For the write side (reclaim) walks, we are in memory reclaim, so we
cannot rely on memory allocations, and we have relatively limited
stack space to work in. However we have much more contention on that
side, so the importance of large batches is higher.
Hence a batch size of 32 seems like a decent tradeoff between stack
usage and efficiency gains. We can't make it much larger because of
the reclaim path stack usage, we can't make it allocated because of
the reclaim path usage, and we can't make it much smaller otherwise
we don't get much improvement in efficiency....
> > + if (done || grab(ip))
> > + batch[i] = NULL;
> > +
> > + /*
> > + * Update the index for the next lookup.
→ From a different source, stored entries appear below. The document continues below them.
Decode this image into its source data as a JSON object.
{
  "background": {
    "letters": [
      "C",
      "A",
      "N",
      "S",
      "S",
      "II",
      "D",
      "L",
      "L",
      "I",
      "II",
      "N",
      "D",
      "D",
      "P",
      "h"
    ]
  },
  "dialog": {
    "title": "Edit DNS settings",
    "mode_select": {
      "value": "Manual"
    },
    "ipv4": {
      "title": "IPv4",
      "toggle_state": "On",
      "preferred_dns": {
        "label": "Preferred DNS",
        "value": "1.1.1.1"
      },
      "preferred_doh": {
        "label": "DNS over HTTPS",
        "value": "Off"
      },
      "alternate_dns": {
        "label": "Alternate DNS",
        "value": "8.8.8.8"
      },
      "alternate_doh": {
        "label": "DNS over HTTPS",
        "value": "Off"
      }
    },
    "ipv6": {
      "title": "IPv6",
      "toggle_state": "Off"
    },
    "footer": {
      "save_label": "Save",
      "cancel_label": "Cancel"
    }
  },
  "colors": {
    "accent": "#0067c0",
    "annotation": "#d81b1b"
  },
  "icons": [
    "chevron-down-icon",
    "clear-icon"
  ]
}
Catch overflows
> > + * into the next AG range which can occur if we have
> > inodes
> > + * in the last block of the AG and we are currently
> > + * pointing to the last inode.
> > + */
> > + first_index = XFS_INO_TO_AGINO(mp, ip->i_ino + 1);
> > + if (first_index < XFS_INO_TO_AGINO(mp, ip->i_ino))
> > + done = 1;
> It sounds like you're going to re-work this, but
> I'll mention this for you to consider anyway. I
> don't know that the "done" flag here should be
This check was added because if we don't detect the special case of
the last valid inode _number_ in the AG, first_index will loop back
to 0 and we'll start searching the AG again. IOWs, we're not
looking for the last inode in the cache, we're looking for the last
valid inode number.
Hence the done flag is ensuring that:
a) we terminate the walk at the last valid inode
b) if there are inodes at indexes above the last valid inode
number, we do not grab them or continue walking them.
Yes, b) should never happen, but I've had bugs in development code
that have put inodes in stange places before...
> The gang lookup should never return
> anything beyond the end of the AG. It seems
> like you ought to be able to detect when you've
> covered all the whole AG elsewhere,
AFAICT, there are only two ways - the gang lookup returns nothing,
or we see the last valid inode number in the AG. If you can come up
with something that doesn't invlove a tree or inode number lookup,
I'm all ears....
> on every entry found in this inner loop and
> also *not* while holding the lock.
It has to be done while holding the lock because if we cannot grab
the inode then the only way we can safely derefence the inode is
by still holding the inode cache lock. Once we drop the lock, the
inodes we failed to grab can be removed from the cache and we cannot
safely dereference them to get the inode number from them.